|
|
|
|
|
Hashing, Load Balancing and Multiple Choice
Author(s): Udi Wieder
Source: Journal:Foundations and Trends® in Theoretical Computer Science ISSN Print:1551-305X, ISSN Online:1551-3068 Publisher:Now Publishers Volume 12 Number 3-4, Pages: 108(275-379) DOI: 10.1561/0400000070
Abstract:
Many tasks in computer systems could be abstracted as distributing
items into buckets, so that the allocation of items across buckets is as
balanced as possible, and furthermore, given an item’s identifier it is
possible to determine quickly to which bucket it was assigned. A canonical
example is a dictionary data structure, where ‘items’ stands for
key-value pairs and ‘buckets’ for memory locations. Another example
is a distributed key-value store, where the buckets represent locations
in disk or even whole servers. A third example may be a distributed
execution engine where items represent processes and buckets compute
devices, and so on. A common technique in this domain is the use of
a hash-function that maps an item into a relatively short fixed length
string.
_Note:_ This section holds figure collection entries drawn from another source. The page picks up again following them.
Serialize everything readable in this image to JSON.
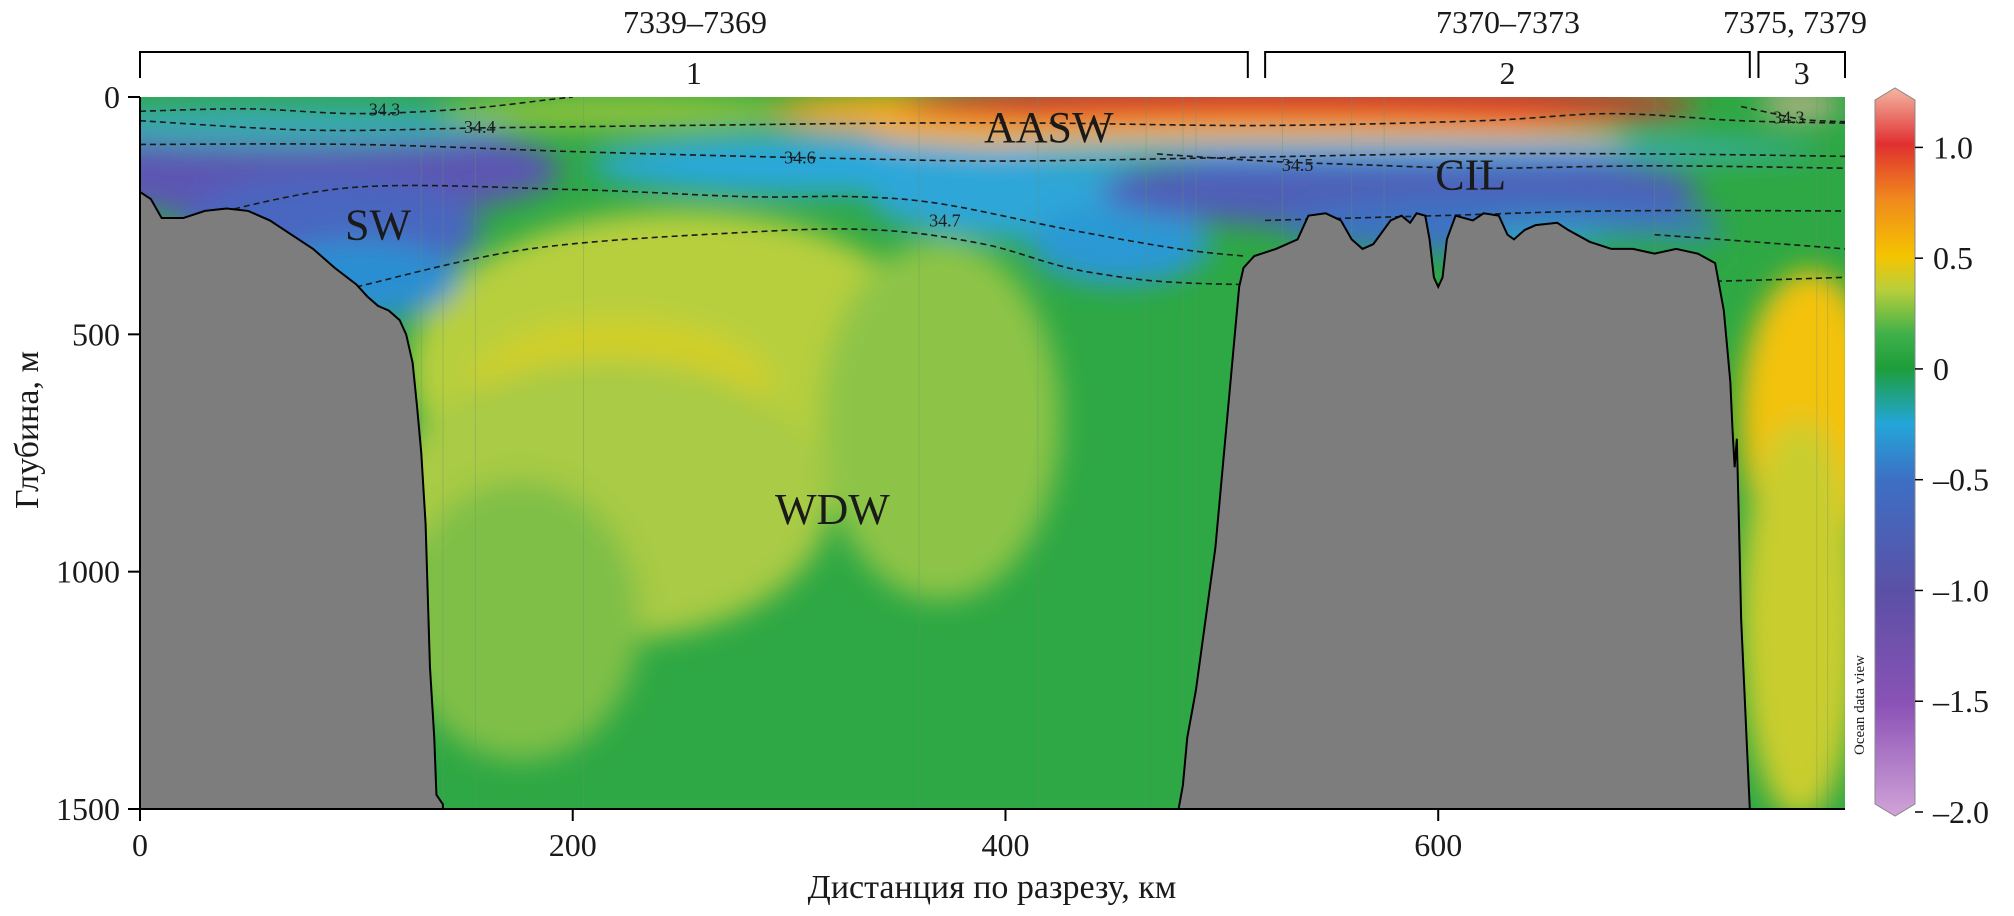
{
  "chart_data": {
    "type": "heatmap",
    "xlabel": "Дистанция по разрезу, км",
    "ylabel": "Глубина, м",
    "xlim": [
      0,
      788
    ],
    "ylim": [
      0,
      1500
    ],
    "y_inverted": true,
    "x_ticks": [
      0,
      200,
      400,
      600
    ],
    "y_ticks": [
      0,
      500,
      1000,
      1500
    ],
    "colorbar": {
      "ticks": [
        "1.0",
        "0.5",
        "0",
        "–0.5",
        "–1.0",
        "–1.5",
        "–2.0"
      ],
      "tick_values": [
        1.0,
        0.5,
        0,
        -0.5,
        -1.0,
        -1.5,
        -2.0
      ],
      "range": [
        -2.0,
        1.25
      ],
      "stops": [
        {
          "value": 1.25,
          "color": "#f4b6a3"
        },
        {
          "value": 1.0,
          "color": "#e03030"
        },
        {
          "value": 0.75,
          "color": "#f08a1c"
        },
        {
          "value": 0.5,
          "color": "#f5c400"
        },
        {
          "value": 0.35,
          "color": "#b9cf3a"
        },
        {
          "value": 0.15,
          "color": "#3fb04a"
        },
        {
          "value": 0.0,
          "color": "#1e9e3a"
        },
        {
          "value": -0.25,
          "color": "#23a6d9"
        },
        {
          "value": -0.5,
          "color": "#3d6fc4"
        },
        {
          "value": -1.0,
          "color": "#5b50a5"
        },
        {
          "value": -1.5,
          "color": "#8a52b6"
        },
        {
          "value": -2.0,
          "color": "#d2a3d8"
        }
      ]
    },
    "watermark": "Ocean data view",
    "sections": [
      {
        "number": "1",
        "stations": "7339–7369",
        "x_range": [
          0,
          512
        ]
      },
      {
        "number": "2",
        "stations": "7370–7373",
        "x_range": [
          520,
          744
        ]
      },
      {
        "number": "3",
        "stations": "7375, 7379",
        "x_range": [
          748,
          788
        ]
      }
    ],
    "station_x": [
      130,
      140,
      155,
      205,
      360,
      415,
      465,
      482,
      488,
      528,
      560,
      575,
      700,
      775,
      780,
      788
    ],
    "water_masses": [
      {
        "label": "AASW",
        "x": 420,
        "depth": 95
      },
      {
        "label": "SW",
        "x": 110,
        "depth": 300
      },
      {
        "label": "WDW",
        "x": 320,
        "depth": 900
      },
      {
        "label": "CIL",
        "x": 615,
        "depth": 195
      }
    ],
    "isohalines": [
      {
        "label": "34.3",
        "label_x": 113,
        "label_depth": 28,
        "points": [
          [
            0,
            30
          ],
          [
            50,
            25
          ],
          [
            100,
            35
          ],
          [
            150,
            25
          ],
          [
            190,
            5
          ],
          [
            200,
            0
          ]
        ]
      },
      {
        "label": "34.4",
        "label_x": 157,
        "label_depth": 65,
        "points": [
          [
            0,
            50
          ],
          [
            80,
            70
          ],
          [
            160,
            65
          ],
          [
            250,
            60
          ],
          [
            350,
            55
          ],
          [
            420,
            55
          ],
          [
            520,
            60
          ],
          [
            620,
            50
          ],
          [
            680,
            35
          ],
          [
            740,
            50
          ],
          [
            788,
            55
          ]
        ]
      },
      {
        "label": "34.6",
        "label_x": 305,
        "label_depth": 130,
        "points": [
          [
            0,
            100
          ],
          [
            100,
            100
          ],
          [
            200,
            115
          ],
          [
            280,
            125
          ],
          [
            330,
            130
          ],
          [
            400,
            135
          ],
          [
            500,
            128
          ],
          [
            600,
            120
          ],
          [
            700,
            120
          ],
          [
            788,
            125
          ]
        ]
      },
      {
        "label": "34.5",
        "label_x": 535,
        "label_depth": 145,
        "points": [
          [
            470,
            120
          ],
          [
            520,
            135
          ],
          [
            560,
            142
          ],
          [
            620,
            150
          ],
          [
            700,
            145
          ],
          [
            788,
            150
          ]
        ]
      },
      {
        "label": "34.7",
        "label_x": 372,
        "label_depth": 262,
        "points": [
          [
            30,
            250
          ],
          [
            100,
            190
          ],
          [
            200,
            195
          ],
          [
            280,
            210
          ],
          [
            330,
            210
          ],
          [
            370,
            225
          ],
          [
            430,
            280
          ],
          [
            480,
            320
          ],
          [
            510,
            335
          ]
        ]
      },
      {
        "label": "",
        "label_x": 0,
        "label_depth": 0,
        "points": [
          [
            100,
            400
          ],
          [
            180,
            320
          ],
          [
            280,
            285
          ],
          [
            340,
            280
          ],
          [
            390,
            310
          ],
          [
            440,
            370
          ],
          [
            510,
            395
          ],
          [
            700,
            390
          ],
          [
            788,
            380
          ]
        ]
      },
      {
        "label": "",
        "label_x": 0,
        "label_depth": 0,
        "points": [
          [
            520,
            260
          ],
          [
            600,
            250
          ],
          [
            680,
            240
          ],
          [
            788,
            240
          ]
        ]
      },
      {
        "label": "34.3",
        "label_x": 762,
        "label_depth": 45,
        "points": [
          [
            740,
            20
          ],
          [
            755,
            35
          ],
          [
            770,
            48
          ],
          [
            788,
            52
          ]
        ]
      },
      {
        "label": "",
        "label_x": 0,
        "label_depth": 0,
        "points": [
          [
            700,
            290
          ],
          [
            760,
            310
          ],
          [
            788,
            320
          ]
        ]
      }
    ],
    "bathymetry": [
      [
        0,
        200
      ],
      [
        5,
        215
      ],
      [
        10,
        255
      ],
      [
        20,
        255
      ],
      [
        30,
        240
      ],
      [
        40,
        235
      ],
      [
        50,
        240
      ],
      [
        60,
        260
      ],
      [
        70,
        290
      ],
      [
        80,
        320
      ],
      [
        90,
        360
      ],
      [
        100,
        395
      ],
      [
        105,
        420
      ],
      [
        110,
        440
      ],
      [
        115,
        450
      ],
      [
        120,
        470
      ],
      [
        123,
        500
      ],
      [
        126,
        560
      ],
      [
        128,
        650
      ],
      [
        130,
        750
      ],
      [
        132,
        900
      ],
      [
        133,
        1050
      ],
      [
        134,
        1200
      ],
      [
        136,
        1350
      ],
      [
        137,
        1470
      ],
      [
        140,
        1490
      ],
      [
        140,
        1500
      ],
      [
        480,
        1500
      ],
      [
        482,
        1450
      ],
      [
        484,
        1350
      ],
      [
        488,
        1250
      ],
      [
        491,
        1150
      ],
      [
        494,
        1050
      ],
      [
        497,
        950
      ],
      [
        500,
        800
      ],
      [
        503,
        650
      ],
      [
        506,
        500
      ],
      [
        508,
        400
      ],
      [
        510,
        360
      ],
      [
        515,
        335
      ],
      [
        525,
        320
      ],
      [
        535,
        300
      ],
      [
        540,
        250
      ],
      [
        548,
        245
      ],
      [
        555,
        260
      ],
      [
        560,
        300
      ],
      [
        565,
        320
      ],
      [
        570,
        310
      ],
      [
        578,
        260
      ],
      [
        583,
        250
      ],
      [
        587,
        265
      ],
      [
        590,
        245
      ],
      [
        594,
        250
      ],
      [
        596,
        300
      ],
      [
        598,
        380
      ],
      [
        600,
        400
      ],
      [
        602,
        380
      ],
      [
        604,
        300
      ],
      [
        608,
        250
      ],
      [
        612,
        255
      ],
      [
        616,
        260
      ],
      [
        621,
        245
      ],
      [
        628,
        250
      ],
      [
        632,
        290
      ],
      [
        635,
        300
      ],
      [
        640,
        280
      ],
      [
        645,
        270
      ],
      [
        655,
        265
      ],
      [
        660,
        280
      ],
      [
        670,
        305
      ],
      [
        680,
        320
      ],
      [
        690,
        320
      ],
      [
        700,
        330
      ],
      [
        710,
        320
      ],
      [
        720,
        330
      ],
      [
        728,
        350
      ],
      [
        732,
        450
      ],
      [
        735,
        600
      ],
      [
        736,
        700
      ],
      [
        737,
        780
      ],
      [
        738,
        720
      ],
      [
        739,
        900
      ],
      [
        740,
        1100
      ],
      [
        742,
        1300
      ],
      [
        744,
        1500
      ]
    ]
  }
}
The hash function is then used in some way to associate the
item to its bucket. The use of a hash function is typically the first step
in the solution and additional algorithmic ideas are required to deal
with collisions and the imbalance of hash values. In this monograph we
survey some of these techniques. We focus on multiple choice schemes
where items are placed into buckets via the use of several independent
hash functions, and typically an item is placed at the least loaded
bucket at the time of placement. We analyze the distributions obtained
in detail, and show how these ideas could be used to design basic data
structures. With respect to data structures we focus on dictionaries,
presenting linear probing, cuckoo hashing and many of their variants.
|
|
|
|